Though Smithfield has implemented many safety recommendations, social distancing has been considered not feasible, because many plants continue to operate at the fullest capacity possible. Despite the loss of workers, line speeds have remained consistent. Line speed has long been a concern of meatpacking workers, who wield electric knives, navigate slippery floors, and can perform the same repetitive motion anywhere between 20,000 and 100,000 times per shift.
“Based on what public-health scientists know about transmission [of COVID-19], the best advice we are all getting is to socially distance,” said Celeste Monforton, chair of the Occupational Health and Safety Section of the American Public Health Association. But instead of spreading workers out, plants have installed plexiglass barriers in between places on the lines. It’s unclear whether these dividers are properly disinfected after every shift and between breaks, or whether workers must toil in potentially contaminated environments.
Monforton expressed concern that the hastily installed dividers are “potentially messing up your air flow and you may have to adjust your ventilation system.” These concerns were echoed by workers, one of whom feared plastic dividers would make the plant “a bigger petri dish.” Some wonder whether plastic dividers actually help reduce spread, or merely generate a good photo op.
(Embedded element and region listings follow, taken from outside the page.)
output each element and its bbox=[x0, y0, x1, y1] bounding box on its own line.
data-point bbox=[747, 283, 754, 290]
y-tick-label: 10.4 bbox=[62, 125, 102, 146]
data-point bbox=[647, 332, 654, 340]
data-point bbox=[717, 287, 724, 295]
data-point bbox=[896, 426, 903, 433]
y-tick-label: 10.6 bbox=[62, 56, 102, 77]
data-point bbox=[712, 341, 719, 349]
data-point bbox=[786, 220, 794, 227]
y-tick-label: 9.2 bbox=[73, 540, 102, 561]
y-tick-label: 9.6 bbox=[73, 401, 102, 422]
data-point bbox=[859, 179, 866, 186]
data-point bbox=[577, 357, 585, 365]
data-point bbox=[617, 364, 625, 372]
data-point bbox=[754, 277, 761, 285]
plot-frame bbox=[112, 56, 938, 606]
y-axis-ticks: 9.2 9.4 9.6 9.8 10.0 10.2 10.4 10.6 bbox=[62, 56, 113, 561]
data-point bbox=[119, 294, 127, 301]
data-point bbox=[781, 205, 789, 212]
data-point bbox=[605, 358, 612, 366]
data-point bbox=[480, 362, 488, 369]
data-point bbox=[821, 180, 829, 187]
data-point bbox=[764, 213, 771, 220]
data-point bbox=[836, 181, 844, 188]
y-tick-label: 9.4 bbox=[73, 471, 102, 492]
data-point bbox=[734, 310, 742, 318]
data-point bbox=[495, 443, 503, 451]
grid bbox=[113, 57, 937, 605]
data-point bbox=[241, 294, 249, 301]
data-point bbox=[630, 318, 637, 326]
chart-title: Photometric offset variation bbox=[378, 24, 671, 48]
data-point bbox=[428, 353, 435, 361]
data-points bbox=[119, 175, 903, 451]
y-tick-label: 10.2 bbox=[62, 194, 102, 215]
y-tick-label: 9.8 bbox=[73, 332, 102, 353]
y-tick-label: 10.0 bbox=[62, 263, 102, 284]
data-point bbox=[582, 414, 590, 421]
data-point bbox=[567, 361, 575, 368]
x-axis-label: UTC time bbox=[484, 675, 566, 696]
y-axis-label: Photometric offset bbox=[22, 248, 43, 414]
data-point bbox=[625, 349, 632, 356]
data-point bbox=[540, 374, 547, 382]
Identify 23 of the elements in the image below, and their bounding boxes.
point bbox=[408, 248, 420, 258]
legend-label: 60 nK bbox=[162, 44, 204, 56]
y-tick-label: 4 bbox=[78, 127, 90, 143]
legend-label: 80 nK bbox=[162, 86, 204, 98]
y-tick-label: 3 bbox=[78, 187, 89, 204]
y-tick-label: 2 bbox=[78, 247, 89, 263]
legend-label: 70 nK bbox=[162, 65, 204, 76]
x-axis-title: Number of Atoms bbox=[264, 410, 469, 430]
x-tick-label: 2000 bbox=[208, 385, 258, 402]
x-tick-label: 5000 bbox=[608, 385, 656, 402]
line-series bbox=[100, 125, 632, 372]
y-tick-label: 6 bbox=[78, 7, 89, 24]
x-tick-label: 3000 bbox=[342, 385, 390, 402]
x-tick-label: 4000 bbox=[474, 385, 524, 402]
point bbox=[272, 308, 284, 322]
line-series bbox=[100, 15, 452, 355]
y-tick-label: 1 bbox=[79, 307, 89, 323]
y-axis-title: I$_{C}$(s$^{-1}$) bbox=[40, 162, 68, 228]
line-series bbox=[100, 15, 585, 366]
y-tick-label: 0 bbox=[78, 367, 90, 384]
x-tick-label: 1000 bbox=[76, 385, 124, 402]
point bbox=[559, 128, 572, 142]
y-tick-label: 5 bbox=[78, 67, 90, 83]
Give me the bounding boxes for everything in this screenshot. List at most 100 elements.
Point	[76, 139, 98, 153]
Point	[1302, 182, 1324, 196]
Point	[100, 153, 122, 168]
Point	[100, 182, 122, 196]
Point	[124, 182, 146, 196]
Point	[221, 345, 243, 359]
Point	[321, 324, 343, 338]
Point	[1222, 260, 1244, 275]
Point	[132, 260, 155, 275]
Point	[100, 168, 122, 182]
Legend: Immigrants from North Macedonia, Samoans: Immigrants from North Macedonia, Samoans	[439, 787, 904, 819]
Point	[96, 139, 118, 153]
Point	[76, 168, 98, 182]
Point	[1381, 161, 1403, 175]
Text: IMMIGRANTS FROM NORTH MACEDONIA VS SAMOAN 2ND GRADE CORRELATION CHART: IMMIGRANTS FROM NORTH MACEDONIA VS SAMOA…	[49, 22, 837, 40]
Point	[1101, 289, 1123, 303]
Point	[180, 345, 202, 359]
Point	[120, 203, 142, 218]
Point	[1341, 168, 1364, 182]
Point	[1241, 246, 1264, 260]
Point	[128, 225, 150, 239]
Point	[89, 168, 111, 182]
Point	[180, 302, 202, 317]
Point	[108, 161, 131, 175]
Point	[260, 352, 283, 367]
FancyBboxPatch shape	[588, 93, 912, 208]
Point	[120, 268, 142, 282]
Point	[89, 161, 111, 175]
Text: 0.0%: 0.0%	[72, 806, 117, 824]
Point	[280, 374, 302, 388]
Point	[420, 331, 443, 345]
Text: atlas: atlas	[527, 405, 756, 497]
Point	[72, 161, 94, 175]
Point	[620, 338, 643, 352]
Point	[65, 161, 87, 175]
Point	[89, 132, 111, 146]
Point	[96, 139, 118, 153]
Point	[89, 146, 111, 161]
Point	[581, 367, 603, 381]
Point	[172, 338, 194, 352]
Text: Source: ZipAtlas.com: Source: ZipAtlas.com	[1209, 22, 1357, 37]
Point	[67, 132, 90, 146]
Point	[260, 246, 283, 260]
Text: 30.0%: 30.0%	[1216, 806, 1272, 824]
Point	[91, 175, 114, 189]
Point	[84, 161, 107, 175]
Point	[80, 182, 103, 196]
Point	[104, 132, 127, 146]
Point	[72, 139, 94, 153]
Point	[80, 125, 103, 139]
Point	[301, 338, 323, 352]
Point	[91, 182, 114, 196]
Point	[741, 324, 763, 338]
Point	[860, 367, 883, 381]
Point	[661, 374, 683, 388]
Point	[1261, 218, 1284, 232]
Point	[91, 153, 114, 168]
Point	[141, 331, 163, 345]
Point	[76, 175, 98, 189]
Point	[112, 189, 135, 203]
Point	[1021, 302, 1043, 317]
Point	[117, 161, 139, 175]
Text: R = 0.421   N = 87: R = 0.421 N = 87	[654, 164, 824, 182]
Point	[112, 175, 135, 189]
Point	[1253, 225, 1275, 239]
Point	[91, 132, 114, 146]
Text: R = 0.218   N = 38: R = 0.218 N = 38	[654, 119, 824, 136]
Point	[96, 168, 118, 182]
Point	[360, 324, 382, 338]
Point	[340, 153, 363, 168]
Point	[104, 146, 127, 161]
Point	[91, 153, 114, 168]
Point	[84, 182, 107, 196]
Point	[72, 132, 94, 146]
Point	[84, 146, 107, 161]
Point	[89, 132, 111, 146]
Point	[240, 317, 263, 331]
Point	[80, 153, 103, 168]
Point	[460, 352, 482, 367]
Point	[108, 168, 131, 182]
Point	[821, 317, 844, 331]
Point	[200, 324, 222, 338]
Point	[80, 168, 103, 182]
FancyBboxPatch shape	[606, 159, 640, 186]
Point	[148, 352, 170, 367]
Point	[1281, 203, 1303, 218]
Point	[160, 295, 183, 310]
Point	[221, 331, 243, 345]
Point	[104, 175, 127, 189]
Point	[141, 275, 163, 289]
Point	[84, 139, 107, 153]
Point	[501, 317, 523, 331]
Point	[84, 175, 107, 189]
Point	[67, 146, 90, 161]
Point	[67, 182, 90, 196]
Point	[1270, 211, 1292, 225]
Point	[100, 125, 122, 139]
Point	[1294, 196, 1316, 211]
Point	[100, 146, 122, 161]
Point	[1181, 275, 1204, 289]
“Plants are looking at these physical barriers as a means to not have to physical distance, but, for me, it seems much more complicated,” Monforton said. She questioned why plants wouldn’t stop operating at full capacity until the outbreak is under control. “It’s not really about safety, it’s about not wanting to affect the bottom line,” she added.
To be clear, physical dividers are not necessarily harmful—they have been deployed widely in grocery stores and other retail stores to reduce spread—but unless properly used and maintained, they can become sites of contamination.
Lack of transparency, on the part of both state health officials and large meatpacking companies, has left many communities in the dark.
The COVID-19 “playbook” for meatpacking facilities, jointly published by the Global Center for Health Security and the Central States Center for Agricultural Safety and Health, features an extensive list of recommendations, including a universal mask policy, disinfection procedures, and a flexible sick leave policy. But personal protective equipment (PPE) measures are seen as less effective hazard controls than isolating workers or changing their work conditions, because PPE depends on individual users.
This is not to say PPE is not important, but rather to stress that unless workers are taught how to properly use PPE, they risk contaminating the very equipment meant to protect them. In plants like Smithfield Crete, where over 30 different languages are spoken, physical demonstrations in addition to verbal instruction are crucial to effectively communicate proper use of PPE.
“Nobody did anything about telling these people how to put [masks] on and off, they just hand them out,” said Lee. “They’re touching inside the mask, outside the mask … laying them on break tables.”
Lack of transparency, on the part of both state health officials and large meatpacking companies, has left many communities in the dark. Without data on infections, it is difficult to know how effective newly implemented safety measures have been.
As of this writing, there have been 508 confirmed cases in Saline County and two deaths. A. was able to extend his time off, but expects to return to work in the near future. Though the rate of confirmed cases in Saline County has declined in recent weeks, it is unclear if this will continue to be the case as more and more workers return to the plant.
Meatpacking has long been a brutal industry, consistently ranking the highest for workplace injury and illness rates. But the pandemic, Monforton said, “has just exacerbated the poor working conditions that already existed,” and layered on “a whole new mountain of hazards.”